If our consumption has levelled off in the past few years and we are producing more oil in this country, why has the price of gasoline stayed pretty consistently above $3 a gallon?
The three main variations of crude oil are heavy (Venezuela, for example), medium (North Sea and MidEast) and light (Texas). The benchmark for medium grade is Brent Crude; for light grade it is West Texas Intermediate (WTI). The two benchmarks have traditionally moved in tandem with Brent Crude trading about $2 above WTI. Over the past few years, the difference in price between the two benchmarks has widened considerably. “Fracking” has led to an upsurge in domestic production; production in the North Sea has been steadily declining; tensions in the MidEast and North Africa have contributed a risk premium to medium crude produced in the region.
Refineries are set up to process a particular type. Most east coast refineries process Brent Crude; higher transportation costs of domestically produced crude oil over land made it more cost efficient for eastern refineries to import oil from overseas. Since the majority of the U.S. population lives in the eastern U.S., the majority of the American people use imported gas.
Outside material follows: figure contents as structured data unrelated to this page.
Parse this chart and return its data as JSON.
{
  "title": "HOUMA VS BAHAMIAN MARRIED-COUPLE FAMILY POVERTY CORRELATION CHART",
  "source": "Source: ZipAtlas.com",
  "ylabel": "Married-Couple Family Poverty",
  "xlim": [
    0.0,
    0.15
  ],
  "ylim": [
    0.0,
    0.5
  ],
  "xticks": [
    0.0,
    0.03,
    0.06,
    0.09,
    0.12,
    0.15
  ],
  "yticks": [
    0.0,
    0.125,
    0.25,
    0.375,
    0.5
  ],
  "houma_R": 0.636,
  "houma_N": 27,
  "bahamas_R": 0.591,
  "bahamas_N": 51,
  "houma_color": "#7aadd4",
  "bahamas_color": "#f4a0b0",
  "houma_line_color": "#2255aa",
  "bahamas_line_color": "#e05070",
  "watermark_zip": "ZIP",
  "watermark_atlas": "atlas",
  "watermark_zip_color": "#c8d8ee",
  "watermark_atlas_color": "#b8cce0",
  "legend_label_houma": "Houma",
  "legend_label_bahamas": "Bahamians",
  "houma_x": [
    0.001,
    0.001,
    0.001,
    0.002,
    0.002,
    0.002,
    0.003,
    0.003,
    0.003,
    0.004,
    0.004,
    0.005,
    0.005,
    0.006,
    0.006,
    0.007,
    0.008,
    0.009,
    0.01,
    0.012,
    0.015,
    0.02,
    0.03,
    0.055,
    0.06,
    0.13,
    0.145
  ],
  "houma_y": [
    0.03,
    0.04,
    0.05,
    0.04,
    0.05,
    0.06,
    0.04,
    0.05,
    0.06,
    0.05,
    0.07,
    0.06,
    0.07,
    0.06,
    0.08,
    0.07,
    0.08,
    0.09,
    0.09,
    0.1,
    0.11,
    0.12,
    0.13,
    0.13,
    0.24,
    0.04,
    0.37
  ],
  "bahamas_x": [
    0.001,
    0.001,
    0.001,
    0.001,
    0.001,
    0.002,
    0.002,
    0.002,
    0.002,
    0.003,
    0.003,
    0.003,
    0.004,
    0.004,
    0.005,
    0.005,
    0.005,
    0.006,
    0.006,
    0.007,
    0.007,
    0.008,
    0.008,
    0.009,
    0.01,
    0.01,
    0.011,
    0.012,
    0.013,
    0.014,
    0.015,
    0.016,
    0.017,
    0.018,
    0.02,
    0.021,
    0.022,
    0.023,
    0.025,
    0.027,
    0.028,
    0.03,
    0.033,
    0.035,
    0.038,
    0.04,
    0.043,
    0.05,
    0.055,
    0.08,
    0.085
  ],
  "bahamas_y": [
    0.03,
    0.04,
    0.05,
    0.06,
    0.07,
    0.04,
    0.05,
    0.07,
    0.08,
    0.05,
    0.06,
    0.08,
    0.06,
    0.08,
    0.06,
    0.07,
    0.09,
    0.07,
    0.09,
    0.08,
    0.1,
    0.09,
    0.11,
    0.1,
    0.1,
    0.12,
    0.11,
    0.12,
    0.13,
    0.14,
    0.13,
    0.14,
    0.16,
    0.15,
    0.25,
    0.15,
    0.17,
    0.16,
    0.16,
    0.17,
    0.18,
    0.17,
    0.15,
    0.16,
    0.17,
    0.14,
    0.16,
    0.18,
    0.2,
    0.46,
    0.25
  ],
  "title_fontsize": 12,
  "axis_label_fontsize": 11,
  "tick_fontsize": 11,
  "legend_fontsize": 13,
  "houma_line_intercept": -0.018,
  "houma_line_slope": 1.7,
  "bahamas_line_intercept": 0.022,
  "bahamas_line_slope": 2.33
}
Gas prices move in tandem with the spot price of Brent crude.
While U.S. oil consumption has declined, world consumption has been rising.
The U.S. Energy Information Administration projects a slow, steady rise in oil consumption over the next two decades as the standard of living improves.
No magic wand will cause gas prices to decline. Crude oil and its derivative products are a world commodity and can be shipped inexpensively in large tankers all around the world.
Last week I wrote about the long term trend in federal debt; that it was not a “New Normal” but a continuation of the same old normal of the past several decades. The continued rise in oil prices is another trend that has become a fixture of our daily lives and will continue to eat at the dollars in our pocketbooks for the foreseeable future.